The conference was announced by Mr Sejourne last month. He said at the time that it would “try to resolve the dramatic humanitarian crises plaguing this area”.

A representative for the German Federal Foreign Office confirmed that Foreign Affairs Minister Annalena Baerbock will co-host the event.

The representative told The National that the conference is "also intended to send a clear political signal to the warring parties to end the fighting."

Sudanese civil society will be closely involved in the event, they said.

Those invited also include Sudan's neighbours, international organisations such as the UN, and donors, as well as EU member states.

Fund-raising will be geared towards Sudan and neighbouring countries, where several hundreds of thousands of Sudanese refugees have fled.

Also on the agenda will be humanitarian access, which presents “a real difficulty”, the French source said.

“The suffering of the Sudanese people is unacceptable and unbearable,” the source said.

Recent reports have highlighted the famine that has gripped parts of the country.

The World Food Programme warned last month that at least 25 million people were struggling with soaring rates of hunger and malnutrition.

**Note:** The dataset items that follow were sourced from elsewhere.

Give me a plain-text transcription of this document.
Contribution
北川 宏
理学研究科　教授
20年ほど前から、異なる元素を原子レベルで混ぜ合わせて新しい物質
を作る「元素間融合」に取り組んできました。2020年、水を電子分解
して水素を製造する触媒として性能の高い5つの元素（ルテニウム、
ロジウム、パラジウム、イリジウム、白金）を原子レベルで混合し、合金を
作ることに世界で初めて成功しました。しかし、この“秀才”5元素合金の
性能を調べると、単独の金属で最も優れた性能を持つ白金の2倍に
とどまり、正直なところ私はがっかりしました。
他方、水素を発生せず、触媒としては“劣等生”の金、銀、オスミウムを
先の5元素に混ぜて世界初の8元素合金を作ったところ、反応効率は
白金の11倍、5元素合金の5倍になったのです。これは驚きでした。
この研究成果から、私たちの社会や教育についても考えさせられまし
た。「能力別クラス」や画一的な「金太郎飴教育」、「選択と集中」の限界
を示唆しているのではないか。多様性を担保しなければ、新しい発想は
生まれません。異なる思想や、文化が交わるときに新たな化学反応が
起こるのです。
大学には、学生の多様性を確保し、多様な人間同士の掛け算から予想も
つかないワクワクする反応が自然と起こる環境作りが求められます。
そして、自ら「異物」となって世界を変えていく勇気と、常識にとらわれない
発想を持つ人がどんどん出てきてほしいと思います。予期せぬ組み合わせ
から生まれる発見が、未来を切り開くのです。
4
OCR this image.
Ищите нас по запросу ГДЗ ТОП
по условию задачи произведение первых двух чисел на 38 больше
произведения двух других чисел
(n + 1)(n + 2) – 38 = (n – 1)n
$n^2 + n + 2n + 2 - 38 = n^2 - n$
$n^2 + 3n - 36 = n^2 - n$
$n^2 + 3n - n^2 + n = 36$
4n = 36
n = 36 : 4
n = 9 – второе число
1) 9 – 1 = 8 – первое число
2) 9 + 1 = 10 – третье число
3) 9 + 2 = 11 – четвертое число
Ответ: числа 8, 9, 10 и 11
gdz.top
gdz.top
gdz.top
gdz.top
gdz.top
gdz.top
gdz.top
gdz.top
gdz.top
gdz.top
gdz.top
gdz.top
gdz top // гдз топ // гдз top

Thousands of families are being displaced to Chad and South Sudan each week.

The programme is facing an almost $300 million funding gap for the next six months.

The Sudanese army rejected a call for a ceasefire during Ramadan, which began on Monday, saying it intended to continue to fight.

Residents in Khartoum told AFP they are struggling to feed themselves.

“Ramadan? We've been doing that for months,” resident Othman Idriss said by phone.

“We have been eating one meal a day for months and we no longer even have the means to prepare it ourselves.

“They serve it to us in a soup kitchen organised in a mosque.”

The army and the paramilitary Rapid Support Forces have been found by the UN to have committed war crimes during the conflict.